[ExI] Are Limited Lifespans An Evolutionary Adaptation? (BillK)
hkeithhenson at gmail.com
Fri Jun 19 14:42:09 UTC 2015
On Fri, Jun 19, 2015 at 5:00 AM, BillK <pharos at gmail.com> wrote:
> The simulation shows "evolution favors shorter lifespans in
> environments where resources are scarce and when pressures to
> procreate are particularly intense".
That's not surprising, but what is known with small stature races
(pigmies) is that the growth process is chopped off by early sexual
maturity. Apparently the environment they are in kills them at a rate
that requires early reproduction.
> That might well not be the
> complete answer. But traits that benefit species survival rather than
> individuals seem likely.
This has been logically dismissed by Dawkins and company back in the
70s. Genes induce individuals to things that result in the survival
and propagation of genes. End of story. Our social nature seems to
lead us to account for the world in terms of "traits that benefit
species survival" but this completely fails to pass a logical
examination. "Hamilton's rule" does not change this.
> Assuming a species had a very long lifespan, then what might the results be?

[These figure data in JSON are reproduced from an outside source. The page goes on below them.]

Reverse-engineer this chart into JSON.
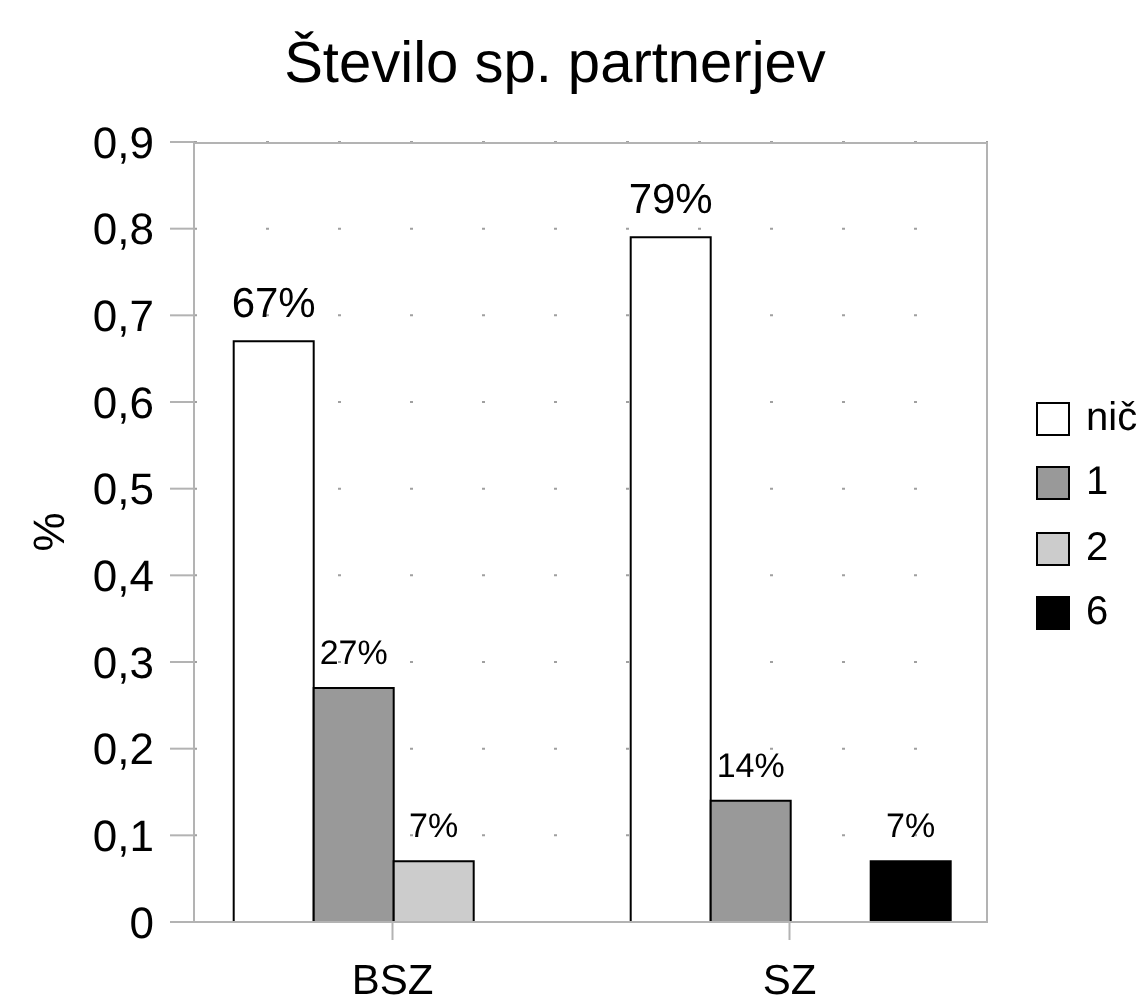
{
  "chart_data": {
    "type": "bar",
    "title": "Število sp. partnerjev",
    "ylabel": "%",
    "categories": [
      "BSZ",
      "SZ"
    ],
    "series": [
      {
        "name": "nič",
        "color": "#ffffff",
        "values": [
          0.67,
          0.79
        ],
        "value_labels": [
          "67%",
          "79%"
        ]
      },
      {
        "name": "1",
        "color": "#999999",
        "values": [
          0.27,
          0.14
        ],
        "value_labels": [
          "27%",
          "14%"
        ]
      },
      {
        "name": "2",
        "color": "#cccccc",
        "values": [
          0.07,
          null
        ],
        "value_labels": [
          "7%",
          null
        ]
      },
      {
        "name": "6",
        "color": "#000000",
        "values": [
          null,
          0.07
        ],
        "value_labels": [
          null,
          "7%"
        ]
      }
    ],
    "ylim": [
      0,
      0.9
    ],
    "yticks": [
      0,
      {
        "value": 0.1,
        "label": "0,1"
      },
      {
        "value": 0.2,
        "label": "0,2"
      },
      {
        "value": 0.3,
        "label": "0,3"
      },
      {
        "value": 0.4,
        "label": "0,4"
      },
      {
        "value": 0.5,
        "label": "0,5"
      },
      {
        "value": 0.6,
        "label": "0,6"
      },
      {
        "value": 0.7,
        "label": "0,7"
      },
      {
        "value": 0.8,
        "label": "0,8"
      },
      {
        "value": 0.9,
        "label": "0,9"
      }
    ],
    "grid": "y",
    "legend": "right"
  }
}
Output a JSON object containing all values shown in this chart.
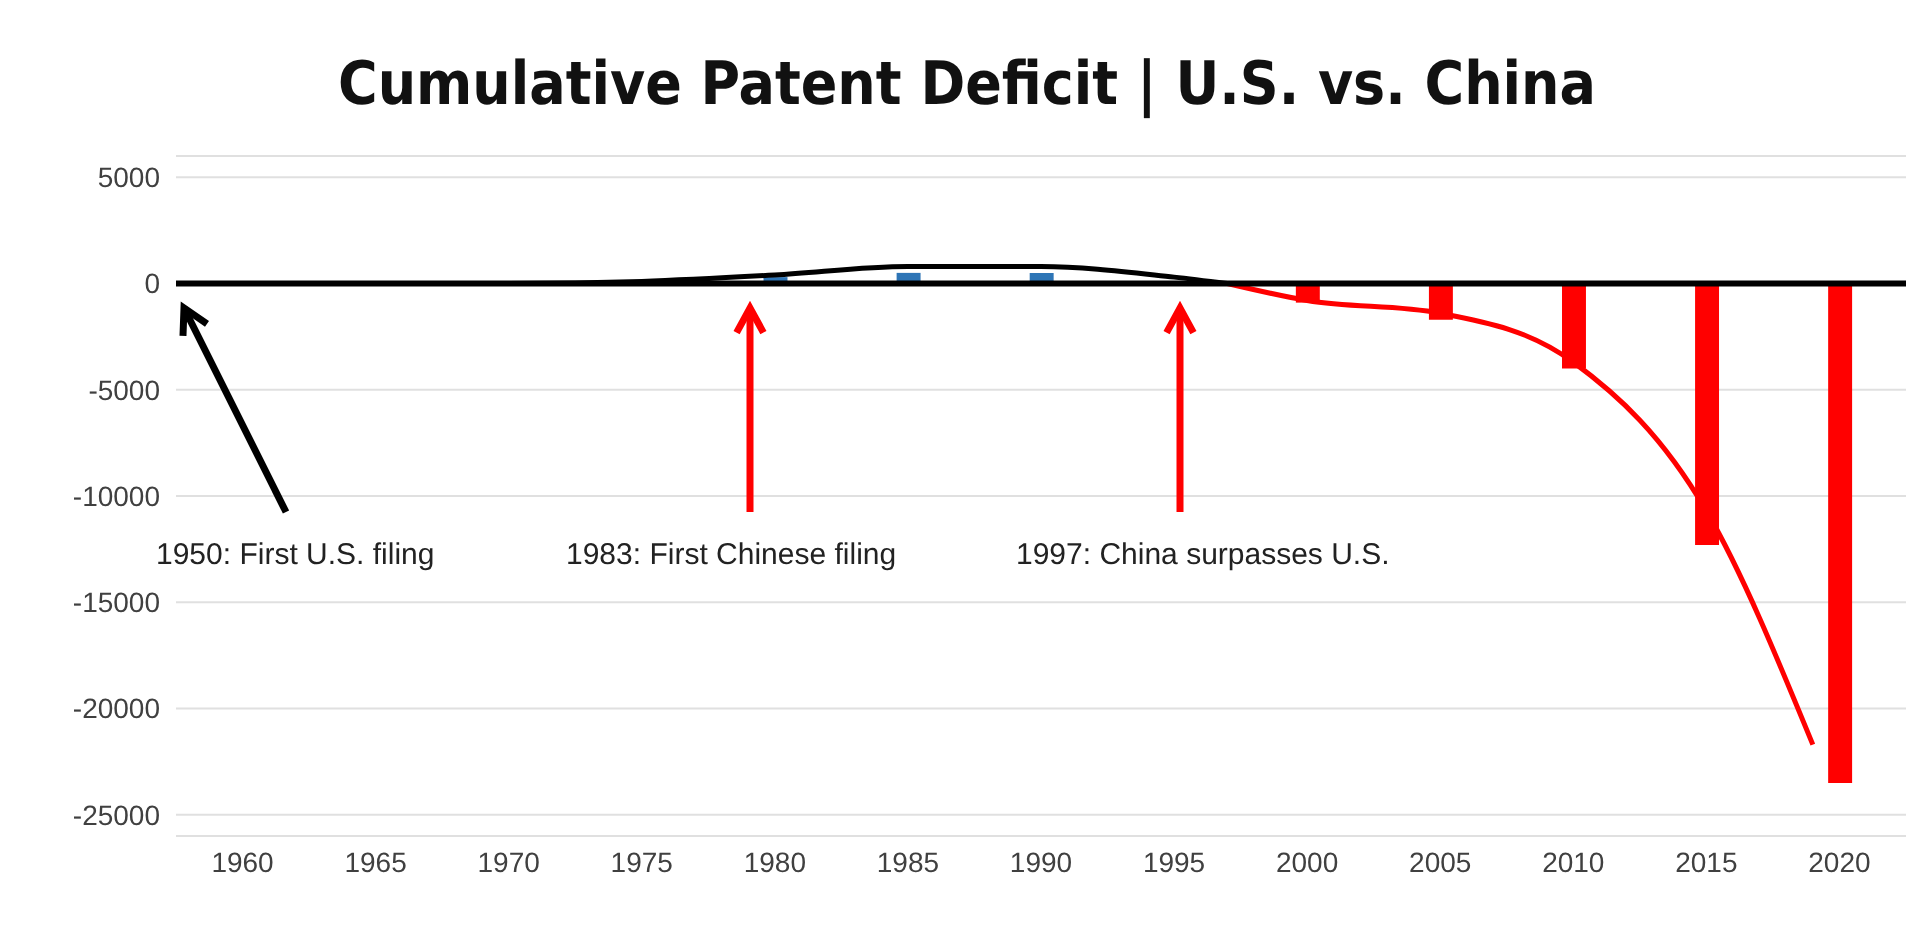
{
  "chart_data": {
    "type": "bar",
    "title": "Cumulative Patent Deficit | U.S. vs. China",
    "x": [
      1960,
      1965,
      1970,
      1975,
      1980,
      1985,
      1990,
      1995,
      2000,
      2005,
      2010,
      2015,
      2020
    ],
    "xlim": [
      1957.5,
      2022.5
    ],
    "xticks": [
      1960,
      1965,
      1970,
      1975,
      1980,
      1985,
      1990,
      1995,
      2000,
      2005,
      2010,
      2015,
      2020
    ],
    "ylim": [
      -26000,
      6000
    ],
    "yticks": [
      -25000,
      -20000,
      -15000,
      -10000,
      -5000,
      0,
      5000
    ],
    "grid": "y",
    "series": [
      {
        "values": [
          0,
          0,
          0,
          0,
          300,
          500,
          500,
          0,
          -900,
          -1700,
          -4000,
          -12300,
          -23500
        ],
        "colors": [
          "#ff0000",
          "#ff0000",
          "#ff0000",
          "#ff0000",
          "#2e75b6",
          "#2e75b6",
          "#2e75b6",
          "#ff0000",
          "#ff0000",
          "#ff0000",
          "#ff0000",
          "#ff0000",
          "#ff0000"
        ]
      },
      {
        "type": "line",
        "color": "#000000",
        "x": [
          1957.5,
          1965,
          1970,
          1975,
          1980,
          1985,
          1990,
          1995,
          1997
        ],
        "values": [
          0,
          0,
          0,
          100,
          400,
          800,
          800,
          300,
          0
        ]
      },
      {
        "type": "line",
        "color": "#ff0000",
        "x": [
          1997,
          2000,
          2005,
          2010,
          2015,
          2019
        ],
        "values": [
          0,
          -800,
          -1400,
          -3700,
          -10700,
          -21700
        ]
      }
    ],
    "ref_lines": [
      {
        "axis": "y",
        "value": 0,
        "color": "#000000"
      }
    ],
    "annotations": [
      "1950: First U.S. filing",
      "1983: First Chinese filing",
      "1997: China surpasses U.S."
    ],
    "marker": "none",
    "legend": false
  }
}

> Reproduction beyond the capacity of the environment to support them is
> obvious, (boom and bust) so that would be a limiting factor. Long-life
> species would grow to match their environment and become slow
> reproducers, so they would have less evolution. A change in the
> environment would wipe them out.
"Reproduction beyond the capacity" is just a feature of living things,
rabbits, elephants and humans alike. If they did not have excess
reproductive capacity, they would not recover from an environmental
> In the continually changing early world environment, there would be no
> evolutionary benefit to very long lifespan.
That's not the case for humans, and it seems possible that relatively
rare events where the very old knew what could be eaten in a famine
drove humans living into an advance age where their knowledge was
critical to the survival of their close relatives. Another factor is
grandmothers directly contributing to raising children.
> Now that we are finding
> genes that appear to affect ageing, we may soon be able to switch
> these genes off and extend lifespan.
That may be true regardless of the origin.